Somaliland: When less was more
How the domestic drivers of peace and development work when unhindered by significant variables such as aid and other forms of international intervention is examined in an open-access article by Dr Sarah Phillips published this month. When less was more: external assistance and the political settlement in Somaliland appears in the May edition of International Affairs, and draws on some of the research conducted by Dr Phillips for a DLP Research Paper.
For the first ten years or so following its unilateral declaration of independence in 1991, Somaliland had almost no access to aid or external finance or income. This made Somaliland’s government more reliant on domestically generated revenue than most states that have formed in the post-WW2 era.
Dr Phillips’ study examines the dynamics of the interdependence this has fostered between powerful political and economic actors to ensure their mutual survival and prosperity. Her analysis questions three underlying assumptions of western state-building and post-conflict transition models:
- The more inclusive a political settlement, the greater its legitimacy and therefore its resilience.
- Effective Weberian governance institutions are a prerequisite for a lasting peace.
- External assistance is usually necessary to end large-scale violence, or prevent its recurrence, in developing states.
She finds that the bargain between Somaliland’s political and economic elites that delivered what has proved to be an enduring peace was, in fact, highly exclusive.
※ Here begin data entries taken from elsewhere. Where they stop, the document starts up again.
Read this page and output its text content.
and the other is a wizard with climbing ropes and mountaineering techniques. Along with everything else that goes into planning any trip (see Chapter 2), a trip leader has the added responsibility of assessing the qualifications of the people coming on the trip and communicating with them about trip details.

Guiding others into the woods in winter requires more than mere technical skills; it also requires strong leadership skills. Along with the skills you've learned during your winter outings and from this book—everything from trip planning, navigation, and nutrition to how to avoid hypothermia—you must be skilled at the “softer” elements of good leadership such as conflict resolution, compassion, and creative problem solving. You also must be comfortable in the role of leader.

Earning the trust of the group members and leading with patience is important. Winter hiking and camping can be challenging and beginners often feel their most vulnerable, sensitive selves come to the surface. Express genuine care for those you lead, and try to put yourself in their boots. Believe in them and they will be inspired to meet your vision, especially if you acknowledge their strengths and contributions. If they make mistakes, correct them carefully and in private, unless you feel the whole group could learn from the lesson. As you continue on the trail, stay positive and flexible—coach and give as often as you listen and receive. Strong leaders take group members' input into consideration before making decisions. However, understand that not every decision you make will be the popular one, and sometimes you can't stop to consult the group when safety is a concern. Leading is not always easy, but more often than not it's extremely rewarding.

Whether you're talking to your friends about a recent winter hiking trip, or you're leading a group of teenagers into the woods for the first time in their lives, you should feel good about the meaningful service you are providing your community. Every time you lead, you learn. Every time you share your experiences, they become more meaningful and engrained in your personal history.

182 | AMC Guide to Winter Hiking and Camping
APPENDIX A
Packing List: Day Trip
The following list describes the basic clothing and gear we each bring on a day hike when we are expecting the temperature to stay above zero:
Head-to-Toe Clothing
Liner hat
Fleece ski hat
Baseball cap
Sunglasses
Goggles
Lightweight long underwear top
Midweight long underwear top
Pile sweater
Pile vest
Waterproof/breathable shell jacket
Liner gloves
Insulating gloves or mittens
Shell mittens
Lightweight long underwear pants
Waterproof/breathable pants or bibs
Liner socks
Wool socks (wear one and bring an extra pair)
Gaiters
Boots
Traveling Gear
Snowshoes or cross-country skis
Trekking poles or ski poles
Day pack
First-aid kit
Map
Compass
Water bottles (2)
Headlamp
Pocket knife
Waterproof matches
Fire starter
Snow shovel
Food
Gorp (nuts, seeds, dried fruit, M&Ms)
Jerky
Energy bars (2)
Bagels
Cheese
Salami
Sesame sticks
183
While peace is widely seen there as preferable to the alternative, this exclusive political settlement inhibits the prospects of more inclusive development, and has been characterised as a deal that holds Somalilanders hostage to peace.
Somaliland’s experience also suggests that donors cannot expect transformation to happen in accordance with ‘road maps’ or predetermined institutional end points. The fluidity inherent in the establishment of a durable political settlement may be incompatible with the structural requirements of donor agencies.
Finally, the process that constructed Somaliland’s peace shows how less intervention actually created greater political space for locally legitimate solutions to emerge. Local elites had to depend on each other for their mutual survival and prosperity. Yet while ‘local ownership’ has become a core rhetorical component of contemporary state-building discourse, it is usually seen as something that complements donor interventions rather than as something autonomous from it.
The study concludes that if donors step back from attempts to engineer specific outcomes, this may have long-term political benefits in developing states. Allowing space for real local agency to develop might help foster a sense of mutual dependence and encourage compromise among stakeholders who can expect no external support for an uncompromising position.
But the findings also hint at how the deeper structures within the international political economy contribute to poverty and conflict. Somaliland’s government did not have access to international finance or weapons markets; it did not have to contend with the protectionist policies of wealthy countries; and it did not have to conform to western ideas of what a state ‘should’ look like. The successful peace process that emerged from this suggests that the international community should be open to critical examination – and reform – of the many non-aid channels through which power and influence flow between donors and recipients.